There's a kafka-mirror unit in systemd on main-kafka boxes, that it constantly in Active (stoped) state. I'm not sure what exactly that is, but it seems like a remaining of an older mirror-maker, so it should be cleaned up.
Description
Event Timeline
So this kafka-mirror instance is defined as follows:
elukey@kafka1001:~$ sudo systemctl cat kafka-mirror # /lib/systemd/system/kafka-mirror.service [Unit] Description=Kafka MirrorMaker - All Instances [Service] Type=oneshot RemainAfterExit=true ExecStart=/bin/true ExecReload=/bin/true
And this is a regular mirror maker instance:
elukey@kafka1001:~$ sudo systemctl cat kafka-mirror-main-codfw_to_main-eqiad@0.service # /lib/systemd/system/kafka-mirror-main-codfw_to_main-eqiad@0.service # NOTE: This file is managed by Puppet. [Unit] Description=Kafka MirrorMaker Instance of main-codfw_to_main-eqiad@0 [Service] User=kafka Group=kafka [..] [Install] WantedBy=kafka-mirror.service multi-user.target
The kafka-mirror unit is only a catch all to restart all the mirror maker instance on the same host in one go.

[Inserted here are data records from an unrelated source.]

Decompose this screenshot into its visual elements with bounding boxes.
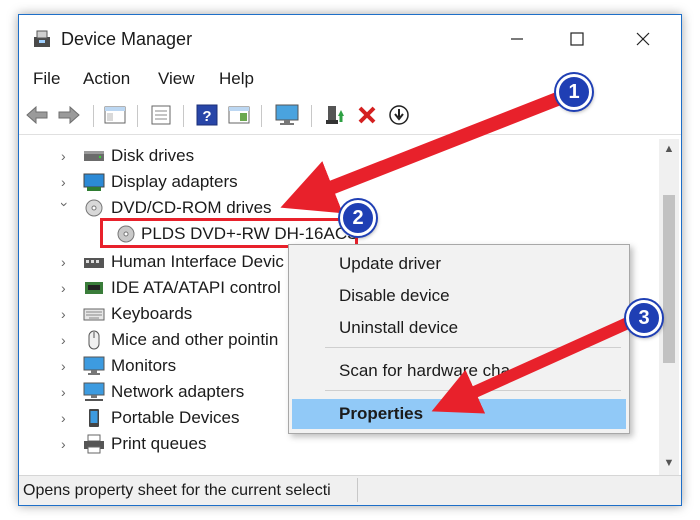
- callout-badge-2: 2: [340, 200, 376, 236]
- back-button[interactable]: [25, 103, 49, 127]
- forward-arrow-icon: [58, 106, 80, 124]
- uninstall-icon: [358, 106, 376, 124]
- dvd-drive-icon: [85, 199, 103, 217]
- tree-item-label: Keyboards: [111, 304, 193, 323]
- portable-device-icon: [89, 409, 99, 427]
- chevron-down-icon[interactable]: ›: [57, 202, 73, 214]
- tree-item-display-adapters[interactable]: › Display adapters: [21, 169, 621, 195]
- close-icon: [636, 32, 650, 46]
- chevron-right-icon[interactable]: ›: [61, 281, 73, 295]
- forward-button[interactable]: [57, 103, 81, 127]
- tree-item-label: Mice and other pointin: [111, 330, 279, 349]
- help-icon: ?: [196, 104, 218, 126]
- tree-item-print-queues[interactable]: › Print queues: [21, 431, 621, 457]
- action-pane-button[interactable]: [227, 103, 251, 127]
- vertical-scrollbar[interactable]: ▲ ▼: [659, 139, 679, 475]
- help-button[interactable]: ?: [195, 103, 219, 127]
- ide-controller-icon: [85, 282, 103, 294]
- window-title: Device Manager: [61, 29, 193, 49]
- context-menu-update-driver[interactable]: Update driver: [289, 249, 629, 279]
- callout-badge-1: 1: [556, 74, 592, 110]
- tree-item-label: Human Interface Devic: [111, 252, 284, 271]
- maximize-icon: [570, 32, 584, 46]
- chevron-right-icon[interactable]: ›: [61, 149, 73, 163]
- menu-file[interactable]: File: [33, 69, 60, 89]
- mouse-icon: [88, 330, 100, 350]
- display-adapter-icon: [83, 173, 105, 191]
- context-menu-scan-hardware[interactable]: Scan for hardware cha: [289, 356, 629, 386]
- context-menu-properties[interactable]: Properties: [292, 399, 626, 429]
- chevron-right-icon[interactable]: ›: [61, 359, 73, 373]
- chevron-right-icon[interactable]: ›: [61, 255, 73, 269]
- tree-item-label: IDE ATA/ATAPI control: [111, 278, 281, 297]
- properties-icon: [151, 105, 171, 125]
- minimize-icon: [511, 38, 523, 40]
- chevron-right-icon[interactable]: ›: [61, 385, 73, 399]
- status-text: Opens property sheet for the current sel…: [23, 482, 331, 499]
- menu-help[interactable]: Help: [219, 69, 254, 89]
- status-separator: [357, 478, 358, 502]
- status-bar: Opens property sheet for the current sel…: [19, 475, 681, 505]
- context-menu-uninstall-device[interactable]: Uninstall device: [289, 313, 629, 343]
- callout-badge-3: 3: [626, 300, 662, 336]
- scrollbar-thumb[interactable]: [663, 195, 675, 363]
- show-hide-console-tree-icon: [104, 106, 126, 124]
- menu-action[interactable]: Action: [83, 69, 130, 89]
- action-pane-icon: [228, 106, 250, 124]
- toolbar-separator: [311, 105, 312, 127]
- context-menu: Update driver Disable device Uninstall d…: [288, 244, 630, 434]
- monitor-icon: [275, 104, 299, 125]
- tree-item-label: Monitors: [111, 356, 177, 375]
- menu-view[interactable]: View: [158, 69, 195, 89]
- disable-device-button[interactable]: [387, 103, 411, 127]
- tree-item-label: Display adapters: [111, 172, 238, 191]
- toolbar-separator: [93, 105, 94, 127]
- context-menu-separator: [325, 347, 621, 348]
- device-manager-icon: [34, 30, 50, 47]
- show-hide-tree-button[interactable]: [103, 103, 127, 127]
- context-menu-separator: [325, 390, 621, 391]
- chevron-right-icon[interactable]: ›: [61, 333, 73, 347]
- printer-icon: [84, 434, 104, 454]
- uninstall-button[interactable]: [355, 103, 379, 127]
- chevron-right-icon[interactable]: ›: [61, 437, 73, 451]
- context-menu-disable-device[interactable]: Disable device: [289, 281, 629, 311]
- tree-item-label: Portable Devices: [111, 408, 240, 427]
- monitor-icon: [83, 356, 105, 375]
- update-driver-icon: [326, 106, 344, 124]
- tree-item-label: DVD/CD-ROM drives: [111, 198, 272, 217]
- scroll-down-icon[interactable]: ▼: [663, 457, 675, 469]
- maximize-button[interactable]: [547, 15, 607, 63]
- keyboard-icon: [83, 308, 105, 321]
- disk-drive-icon: [84, 151, 104, 161]
- toolbar-separator: [137, 105, 138, 127]
- hid-icon: [84, 258, 104, 268]
- chevron-right-icon[interactable]: ›: [61, 411, 73, 425]
- minimize-button[interactable]: [487, 15, 547, 63]
- network-adapter-icon: [83, 382, 105, 401]
- chevron-right-icon[interactable]: ›: [61, 307, 73, 321]
- tree-item-label: Disk drives: [111, 146, 195, 165]
- back-arrow-icon: [26, 106, 48, 124]
- tree-item-label: Print queues: [111, 434, 207, 453]
- title-bar: Device Manager: [19, 15, 681, 63]
- disable-device-icon: [389, 105, 409, 125]
- scroll-up-icon[interactable]: ▲: [663, 143, 675, 155]
- tree-item-label: Network adapters: [111, 382, 245, 401]
- close-button[interactable]: [613, 15, 673, 63]
- chevron-right-icon[interactable]: ›: [61, 175, 73, 189]
- update-driver-button[interactable]: [323, 103, 347, 127]
- scan-hardware-button[interactable]: [275, 103, 299, 127]
- toolbar-separator: [183, 105, 184, 127]
- svg-text:?: ?: [202, 108, 211, 125]
- tree-item-disk-drives[interactable]: › Disk drives: [21, 143, 621, 169]
- toolbar-separator: [261, 105, 262, 127]
- properties-button[interactable]: [149, 103, 173, 127]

It was probably stopped during the outage but as far as I can see now it seems working everywhere. It is also named kafka-mirror.service - Kafka MirrorMaker - All Instances, so it seems clear enough, I'd keep it without changing it.
I created this when we were running multiple MirrorMaker instance on the same box. This service allows you to stop and start all of them at once. As we only have one instance per box everywhere right now, it isn't needed, but in the future if we need to scale the MirrorMaker producer, we may need to spawn more than once instance per box. Let's keep this.
Ye, I just didn't really know what exactly that is and in the heat of the outage I was a bit confused.